WikiLeaks called the article a “spoiler” in a tweet this morning and accused the Times, with which it has a hate-hate relationship, of undercutting the work of its competitors by providing just a sentence or two on revelations that deserved far more exploration.
That is one way to look at the piece. I counted at least 15 items laid out in the article’s 5,000 words that deserved a separate headline of their own, starting with the first two paragraphs where we learn that the NSA somehow pirated a list of U.N. Secretary General Ban Ki-moon’s talking points ahead of a friendly meeting with Barack Obama in April.
To give you a taste of the story’s range: The NSA’s Dishfire database “stores years of text messages from around the world, just in case.” The Tracfin program “accumulates gigabytes of credit card purchases.” SNACKS, which stands for Social Network Analysis Collaboration Knowledge Services, tries to figure out who reports to whom in an organization by analyzing texts. NSA gave information on the location of FARC guerrillas to the Colombian government. Its listening post in Texas helped thwart a plot against Swedish artist who had drawn pictures of the Prophet Mohammed. It tracked the visit to Kurdistan Province of Iran’s supreme leader so well that it recorded the advance team’s discussion of how to get an ambulance and a fire truck aboard other vehicles for the journey.

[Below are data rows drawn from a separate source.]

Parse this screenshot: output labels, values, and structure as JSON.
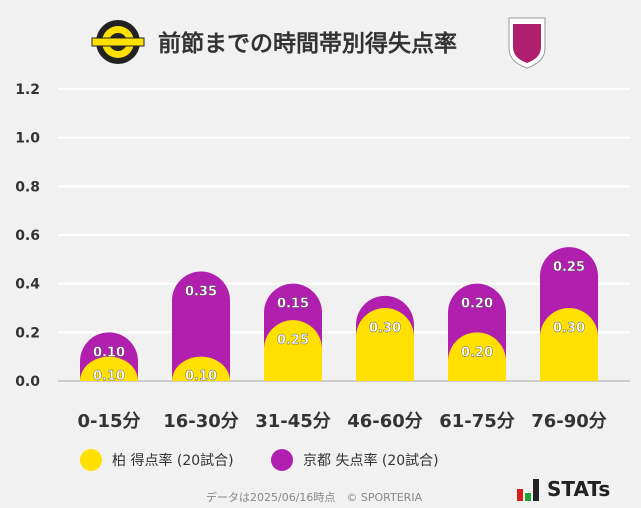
{
  "title": "前節までの時間帯別得失点率",
  "footer": "データは2025/06/16時点　© SPORTERIA",
  "brand": "STATs",
  "logos": {
    "left": "KASHIWA REYSOL",
    "right": "KYOTO SANGA"
  },
  "chart_data": {
    "type": "bar",
    "stacked": true,
    "categories": [
      "0-15分",
      "16-30分",
      "31-45分",
      "46-60分",
      "61-75分",
      "76-90分"
    ],
    "series": [
      {
        "name": "柏 得点率 (20試合)",
        "color": "#ffe000",
        "values": [
          0.1,
          0.1,
          0.25,
          0.3,
          0.2,
          0.3
        ],
        "labels": [
          "0.10",
          "0.10",
          "0.25",
          "0.30",
          "0.20",
          "0.30"
        ]
      },
      {
        "name": "京都 失点率 (20試合)",
        "color": "#b01fae",
        "values": [
          0.1,
          0.35,
          0.15,
          0.05,
          0.2,
          0.25
        ],
        "labels": [
          "0.10",
          "0.35",
          "0.15",
          "",
          "0.20",
          "0.25"
        ]
      }
    ],
    "ylim": [
      0,
      1.2
    ],
    "yticks": [
      "0.0",
      "0.2",
      "0.4",
      "0.6",
      "0.8",
      "1.0",
      "1.2"
    ],
    "grid": true,
    "legend": "bottom"
  }
}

There’s more: NSA regularly sends people to an unnamed friendly country, in violation of a treaty, to visit the site from which eavesdropping of an unnamed location takes place. They are given cover identities, false business cards and warned to buy no souvenirs, lest it somehow leak out what’s going on. The whole enterprise is managed remotely from Fort Gordon, Ga. At Fort Gordon, which is located in Augusta, on the border with South Carolina, programmers have created a tool that emails an analyst whenever a target changes location, based on what cellphone tower his phone is in touch with.